ユリナはまず、周囲の状況を携帯カメラで撮り出した。
パシャ、パシャ……
死体はもう無く、白い線でその形が書かれている。
ユリナは廊下を歩きながら、写真を撮っている。
パシャ、パシャ……
アラン君が、
「窓が閉まっているね。
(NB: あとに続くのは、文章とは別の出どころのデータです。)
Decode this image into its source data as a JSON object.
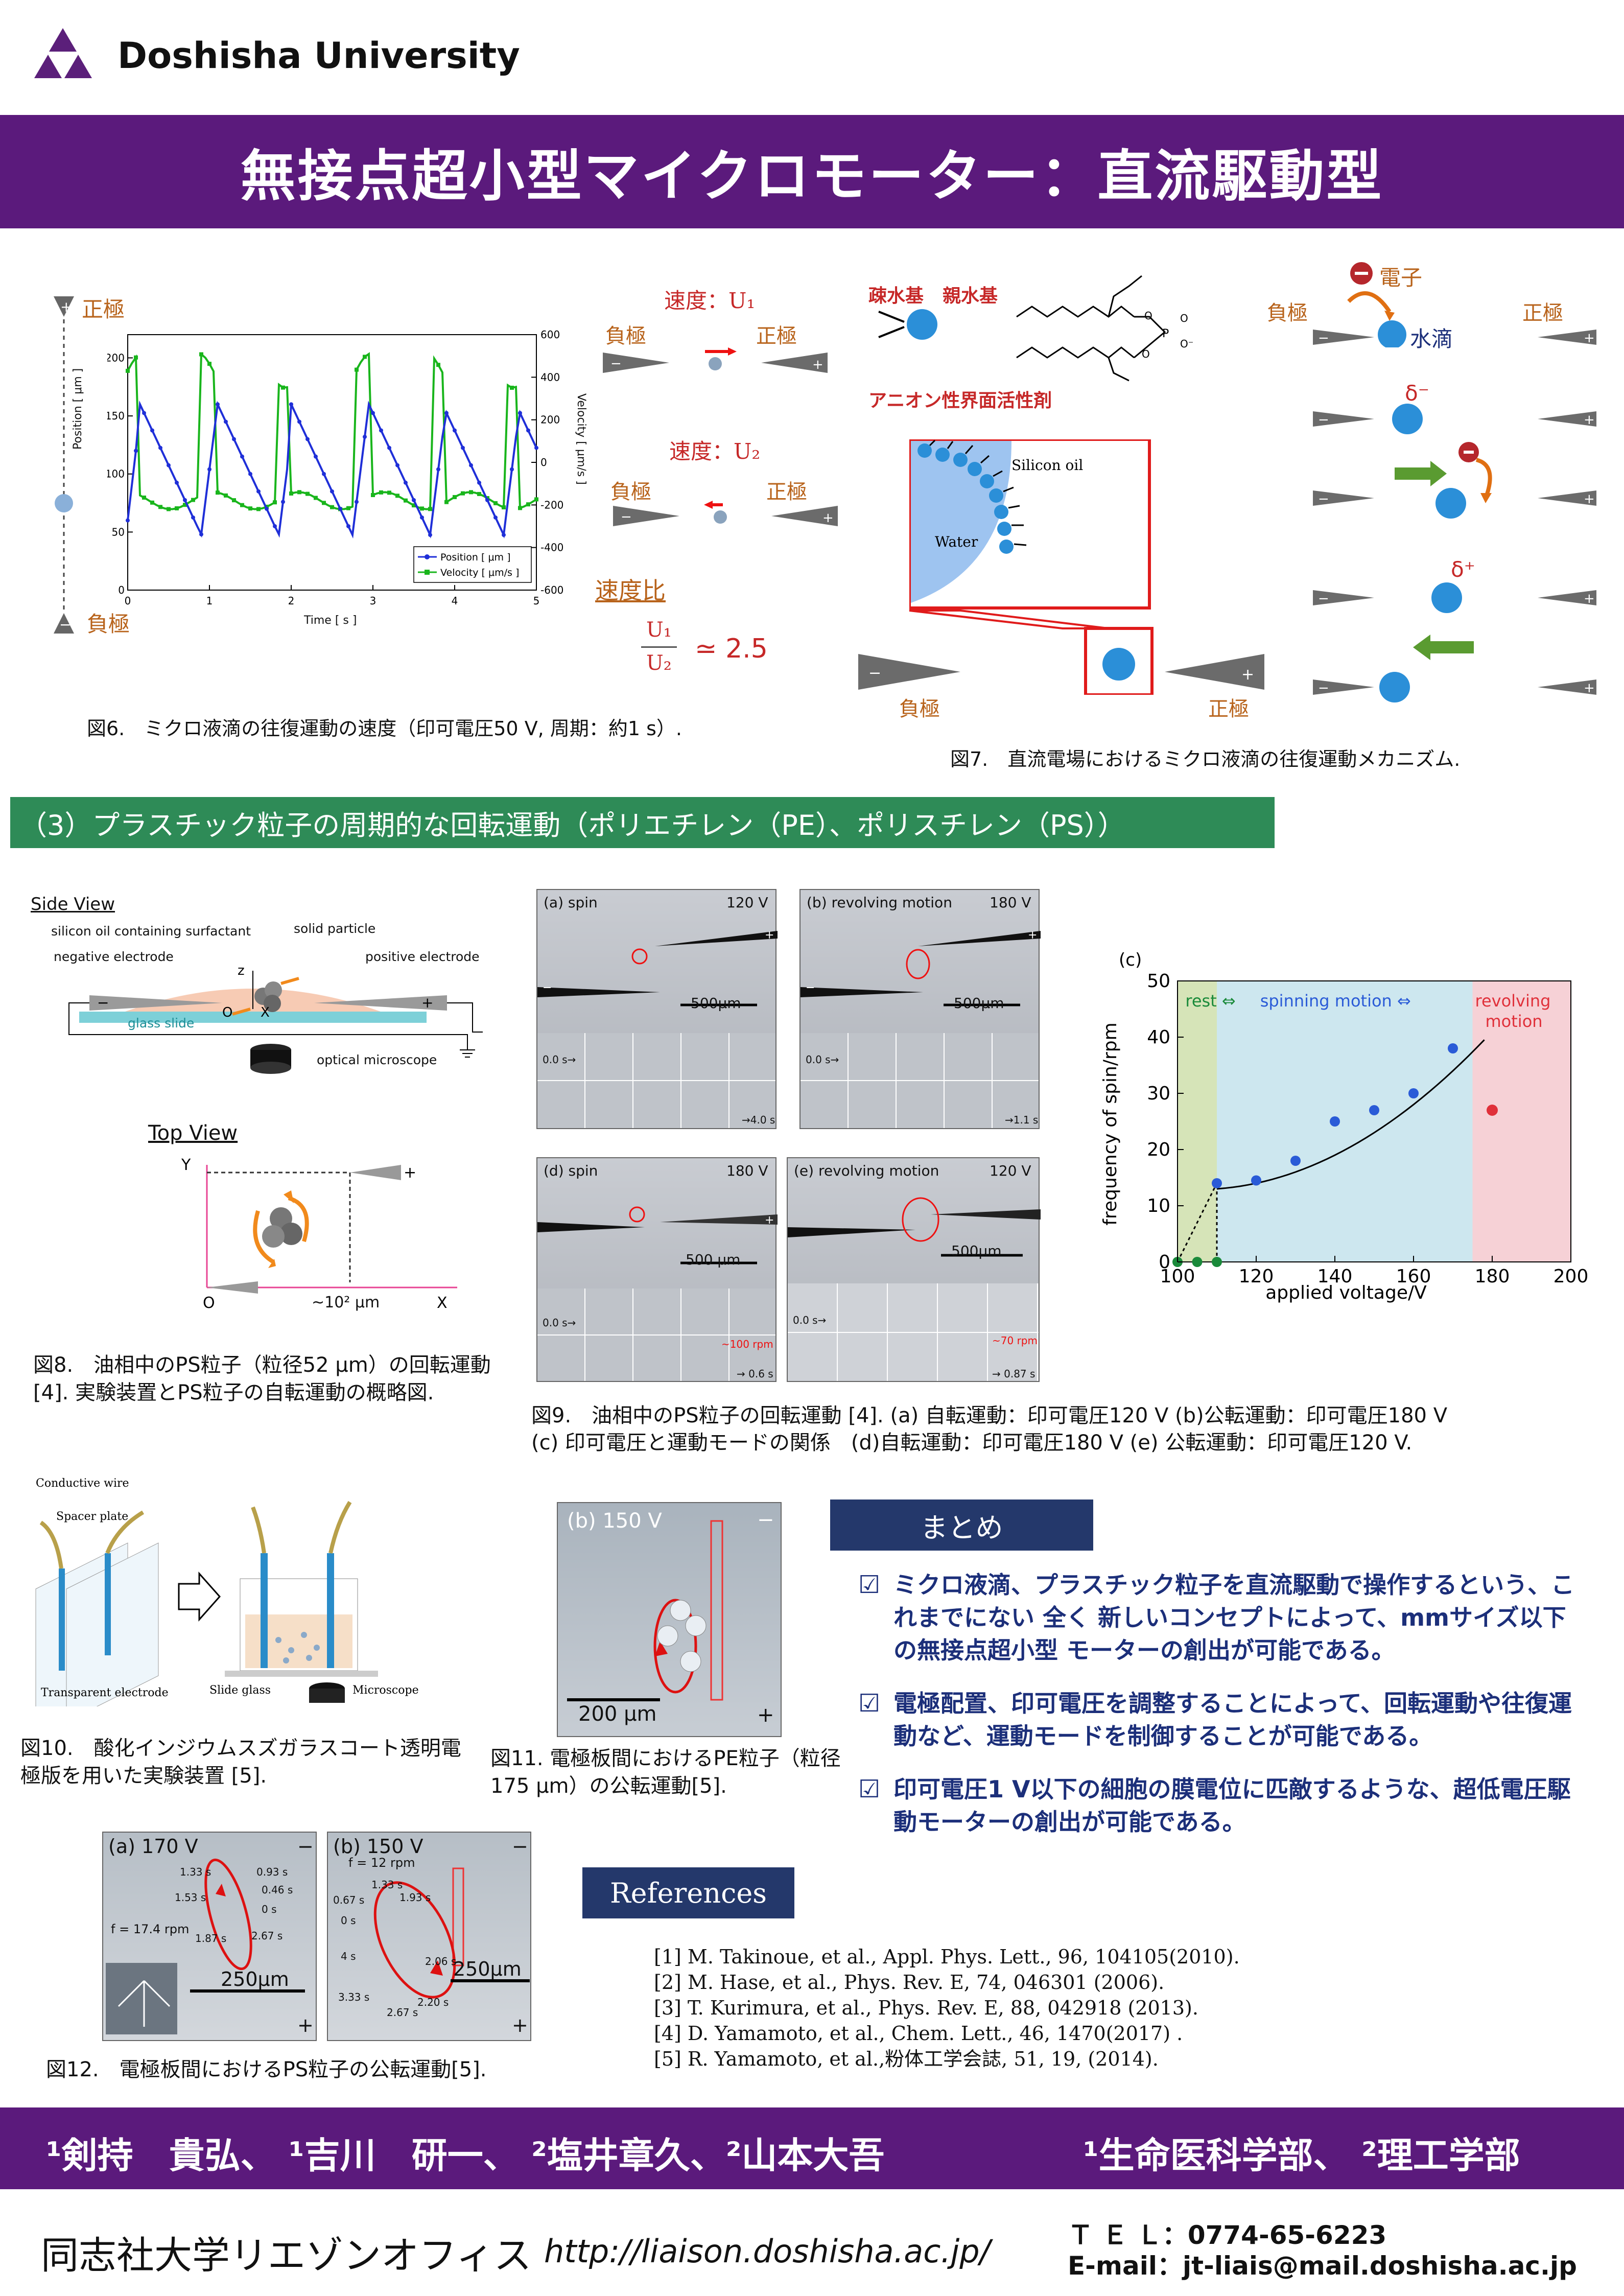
{
  "header": {
    "university": "Doshisha University",
    "title": "無接点超小型マイクロモーター：直流駆動型"
  },
  "fig6": {
    "pos_label": "正極",
    "neg_label": "負極",
    "yl_axis": "Position [ μm ]",
    "yr_axis": "Velocity [ μm/s ]",
    "x_axis": "Time [ s ]",
    "legend": [
      "Position [ μm ]",
      "Velocity [ μm/s ]"
    ],
    "speed1": "速度：U₁",
    "speed2": "速度：U₂",
    "neg": "負極",
    "pos": "正極",
    "ratio_label": "速度比",
    "ratio_num": "U₁",
    "ratio_den": "U₂",
    "ratio_val": "≃ 2.5",
    "caption": "図6.　ミクロ液滴の往復運動の速度（印可電圧50 V, 周期：約1 s）."
  },
  "fig7": {
    "hydrophobic": "疎水基",
    "hydrophilic": "親水基",
    "surfactant": "アニオン性界面活性剤",
    "silicon_oil": "Silicon oil",
    "water": "Water",
    "neg": "負極",
    "pos": "正極",
    "electron": "電子",
    "waterdrop": "水滴",
    "delta_minus": "δ⁻",
    "delta_plus": "δ⁺",
    "caption": "図7.　直流電場におけるミクロ液滴の往復運動メカニズム."
  },
  "section3": {
    "title": "（3）プラスチック粒子の周期的な回転運動（ポリエチレン（PE）、ポリスチレン（PS））"
  },
  "fig8": {
    "side_view": "Side View",
    "surfactant": "silicon oil containing surfactant",
    "solid": "solid particle",
    "negative": "negative electrode",
    "positive": "positive electrode",
    "glass": "glass slide",
    "microscope": "optical microscope",
    "top_view": "Top View",
    "dist": "~10² μm",
    "caption": "図8.　油相中のPS粒子（粒径52 μm）の回転運動 [4]. 実験装置とPS粒子の自転運動の概略図."
  },
  "fig9": {
    "panels": [
      {
        "tag": "(a) spin",
        "volt": "120 V",
        "scale": "500μm",
        "t0": "0.0 s→",
        "t1": "→4.0 s"
      },
      {
        "tag": "(b) revolving motion",
        "volt": "180 V",
        "scale": "500μm",
        "t0": "0.0 s→",
        "t1": "→1.1 s"
      },
      {
        "tag": "(d) spin",
        "volt": "180 V",
        "scale": "500 μm",
        "t0": "0.0 s→",
        "t1": "→ 0.6 s"
      },
      {
        "tag": "(e) revolving motion",
        "volt": "120 V",
        "scale": "500μm",
        "t0": "0.0 s→",
        "t1": "→ 0.87 s"
      }
    ],
    "rpm100": "~100 rpm",
    "rpm70": "~70 rpm",
    "caption1": "図9.　油相中のPS粒子の回転運動 [4].  (a) 自転運動：印可電圧120 V  (b)公転運動：印可電圧180 V",
    "caption2": "(c) 印可電圧と運動モードの関係　(d)自転運動：印可電圧180 V  (e) 公転運動：印可電圧120 V."
  },
  "chart_data": {
    "type": "scatter",
    "panel_tag": "(c)",
    "xlabel": "applied voltage/V",
    "ylabel": "frequency of spin/rpm",
    "xlim": [
      100,
      200
    ],
    "ylim": [
      0,
      50
    ],
    "xticks": [
      100,
      120,
      140,
      160,
      180,
      200
    ],
    "yticks": [
      0,
      10,
      20,
      30,
      40,
      50
    ],
    "regions": [
      {
        "label": "rest ⇔",
        "from": 100,
        "to": 110,
        "color": "#d6e4b8"
      },
      {
        "label": "spinning motion ⇔",
        "from": 110,
        "to": 175,
        "color": "#cde7ef"
      },
      {
        "label": "revolving motion",
        "from": 175,
        "to": 200,
        "color": "#f6d1d6"
      }
    ],
    "rest_points": [
      [
        100,
        0
      ],
      [
        105,
        0
      ],
      [
        110,
        0
      ]
    ],
    "spin_points": [
      [
        110,
        14
      ],
      [
        120,
        14.5
      ],
      [
        130,
        18
      ],
      [
        140,
        25
      ],
      [
        150,
        27
      ],
      [
        160,
        30
      ],
      [
        170,
        38
      ]
    ],
    "revolve_points": [
      [
        180,
        27
      ]
    ],
    "colors": {
      "rest": "#1a8a3a",
      "spin": "#2a5bd7",
      "revolve": "#e0303a"
    }
  },
  "fig10": {
    "conductive": "Conductive wire",
    "spacer": "Spacer plate",
    "transparent": "Transparent electrode",
    "slide": "Slide glass",
    "microscope": "Microscope",
    "caption": "図10.　酸化インジウムスズガラスコート透明電極版を用いた実験装置 [5]."
  },
  "fig11": {
    "tag": "(b) 150 V",
    "scale": "200 μm",
    "caption": "図11. 電極板間におけるPE粒子（粒径175 μm）の公転運動[5]."
  },
  "fig12": {
    "a_tag": "(a) 170 V",
    "a_freq": "f = 17.4 rpm",
    "a_times": [
      "1.33 s",
      "0.93 s",
      "0.46 s",
      "1.53 s",
      "0 s",
      "1.87 s",
      "2.67 s"
    ],
    "a_scale": "250μm",
    "b_tag": "(b) 150 V",
    "b_freq": "f = 12 rpm",
    "b_times": [
      "1.33 s",
      "0.67 s",
      "1.93 s",
      "0 s",
      "4 s",
      "2.06 s",
      "3.33 s",
      "2.67 s",
      "2.20 s"
    ],
    "b_scale": "250μm",
    "caption": "図12.　電極板間におけるPS粒子の公転運動[5]."
  },
  "summary": {
    "title": "まとめ",
    "items": [
      "ミクロ液滴、プラスチック粒子を直流駆動で操作するという、これまでにない 全く 新しいコンセプトによって、mmサイズ以下の無接点超小型 モーターの創出が可能である。",
      "電極配置、印可電圧を調整することによって、回転運動や往復運動など、運動モードを制御することが可能である。",
      "印可電圧1 V以下の細胞の膜電位に匹敵するような、超低電圧駆動モーターの創出が可能である。"
    ]
  },
  "references": {
    "title": "References",
    "items": [
      "[1] M. Takinoue, et al., Appl. Phys. Lett., 96, 104105(2010).",
      "[2] M. Hase, et al., Phys. Rev. E, 74, 046301 (2006).",
      "[3] T. Kurimura, et al., Phys. Rev. E, 88, 042918 (2013).",
      "[4] D. Yamamoto, et al., Chem. Lett., 46, 1470(2017) .",
      "[5] R. Yamamoto, et al.,粉体工学会誌, 51, 19, (2014)."
    ]
  },
  "authors": {
    "line": "¹剣持　貴弘、 ¹吉川　研一、 ²塩井章久、²山本大吾",
    "affil": "¹生命医科学部、 ²理工学部"
  },
  "footer": {
    "office": "同志社大学リエゾンオフィス",
    "url": "http://liaison.doshisha.ac.jp/",
    "tel": "Ｔ Ｅ Ｌ：0774-65-6223",
    "email": "E-mail：jt-liais@mail.doshisha.ac.jp"
  },
  "fig6_chart": {
    "yl_ticks": [
      "0",
      "50",
      "100",
      "150",
      "200"
    ],
    "yr_ticks": [
      "-600",
      "-400",
      "-200",
      "0",
      "200",
      "400",
      "600"
    ],
    "x_ticks": [
      "0",
      "1",
      "2",
      "3",
      "4",
      "5"
    ]
  }
}
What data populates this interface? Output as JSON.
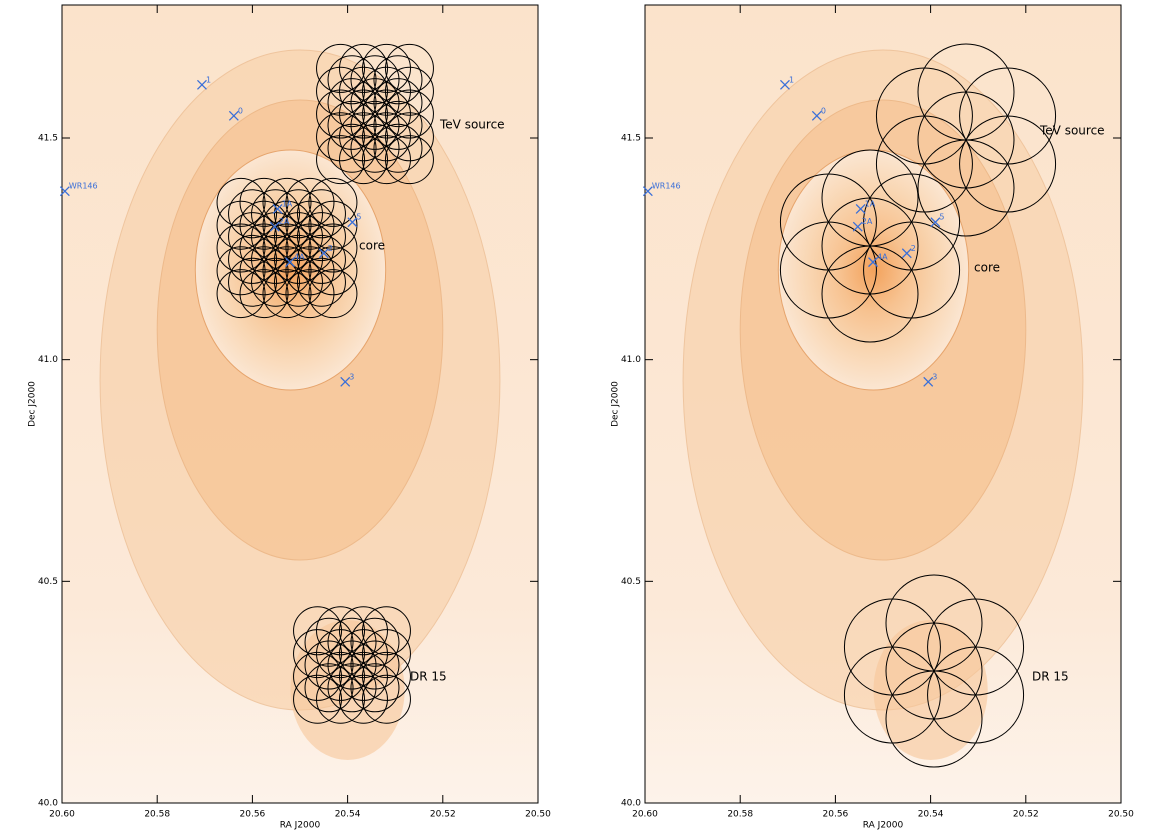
{
  "chart_data": [
    {
      "type": "scatter",
      "x_label": "RA J2000",
      "y_label": "Dec J2000",
      "xlim": [
        20.6,
        20.5
      ],
      "ylim": [
        40.0,
        41.8
      ],
      "xticks": [
        {
          "value": 20.6,
          "label": "20.60"
        },
        20.58,
        20.56,
        20.54,
        20.52,
        {
          "value": 20.5,
          "label": "20.50"
        }
      ],
      "yticks": [
        {
          "value": 40,
          "label": "40.0"
        },
        40.5,
        {
          "value": 41,
          "label": "41.0"
        },
        41.5
      ],
      "color": "#3a6fd8",
      "labels": [
        "WR146",
        "1",
        "0",
        "3",
        "5",
        "2",
        "1A",
        "2A",
        "4A"
      ],
      "x": [
        20.5994,
        20.5706,
        20.5639,
        20.5405,
        20.539,
        20.545,
        20.5547,
        20.5553,
        20.5521
      ],
      "y": [
        41.38,
        41.62,
        41.55,
        40.95,
        41.31,
        41.24,
        41.34,
        41.3,
        41.22
      ],
      "annotations": [
        "TeV source",
        "core",
        "DR 15"
      ]
    },
    {
      "type": "scatter",
      "x_label": "RA J2000",
      "y_label": "Dec J2000",
      "xlim": [
        20.6,
        20.5
      ],
      "ylim": [
        40.0,
        41.8
      ],
      "xticks": [
        {
          "value": 20.6,
          "label": "20.60"
        },
        20.58,
        20.56,
        20.54,
        20.52,
        {
          "value": 20.5,
          "label": "20.50"
        }
      ],
      "yticks": [
        {
          "value": 40,
          "label": "40.0"
        },
        40.5,
        {
          "value": 41,
          "label": "41.0"
        },
        41.5
      ],
      "color": "#3a6fd8",
      "labels": [
        "WR146",
        "1",
        "0",
        "3",
        "5",
        "2",
        "1A",
        "2A",
        "4A"
      ],
      "x": [
        20.5994,
        20.5706,
        20.5639,
        20.5405,
        20.539,
        20.545,
        20.5547,
        20.5553,
        20.5521
      ],
      "y": [
        41.38,
        41.62,
        41.55,
        40.95,
        41.31,
        41.24,
        41.34,
        41.3,
        41.22
      ],
      "annotations": [
        "TeV source",
        "core",
        "DR 15"
      ]
    }
  ]
}
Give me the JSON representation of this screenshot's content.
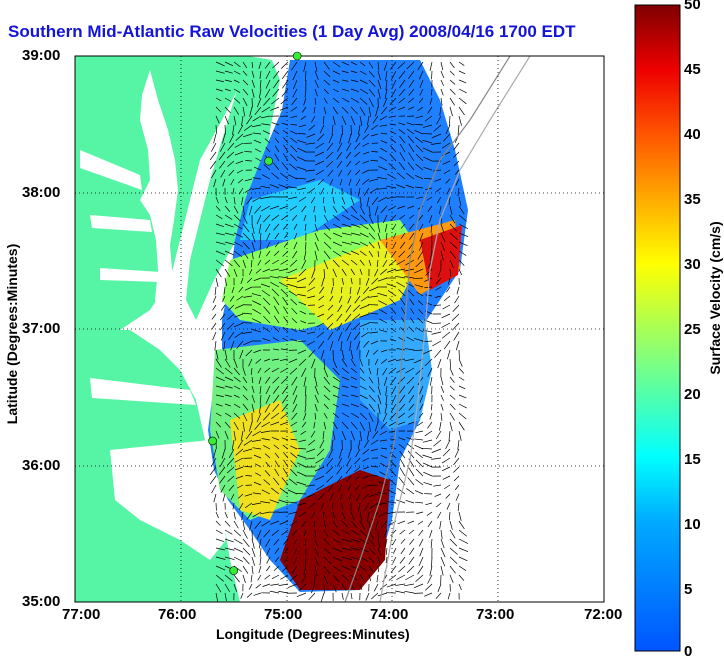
{
  "title": "Southern Mid-Atlantic Raw Velocities (1 Day Avg) 2008/04/16 1700 EDT",
  "axes": {
    "x_label": "Longitude (Degrees:Minutes)",
    "y_label": "Latitude (Degrees:Minutes)",
    "x_ticks": [
      "77:00",
      "76:00",
      "75:00",
      "74:00",
      "73:00",
      "72:00"
    ],
    "y_ticks": [
      "39:00",
      "38:00",
      "37:00",
      "36:00",
      "35:00"
    ]
  },
  "colorbar": {
    "label": "Surface Velocity (cm/s)",
    "ticks": [
      "50",
      "45",
      "40",
      "35",
      "30",
      "25",
      "20",
      "15",
      "10",
      "5",
      "0"
    ],
    "range": [
      0,
      50
    ]
  },
  "colors": {
    "land": "#55f5a5",
    "title": "#1414d8",
    "stations": "#33ee33"
  },
  "stations": [
    {
      "name": "station-1",
      "lon": -74.9,
      "lat": 39.0
    },
    {
      "name": "station-2",
      "lon": -75.17,
      "lat": 38.23
    },
    {
      "name": "station-3",
      "lon": -75.7,
      "lat": 36.18
    },
    {
      "name": "station-4",
      "lon": -75.5,
      "lat": 35.23
    }
  ]
}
外からは撃てないよね」
「解んない、撃って閉めた可能性もあるし」
「そうか、推理ってあらゆる事を考えないといけないんだなあ」
「そう」
アラン君は、廊下の窓をまだ見ている。
「ユリナ、内側から鍵がかかっているよ、外からは無理だよ」
「アラン君、んー、そうかな、それも調べないとね」
ユリナはサッシ窓を丹念に見ている。
ユリナは携帯でパシャ、バシャと何枚かサッシ窓の写真を撮っている。
「ユリナ、今回の事件、厄介
だよ」
「今回は、本当にミステリー。ユリナにも全く解んない。出入り口は監視カメラがガチガチに監視されているのに容疑者がいない。そして、弾が消えた」
小林刑事が、廊下を歩いてユリナに近づいてくる。
「ユリナちゃん」
「あっ、小林刑事、コンニチハ!」
ユリナは小林刑事には満面の笑みを見せる。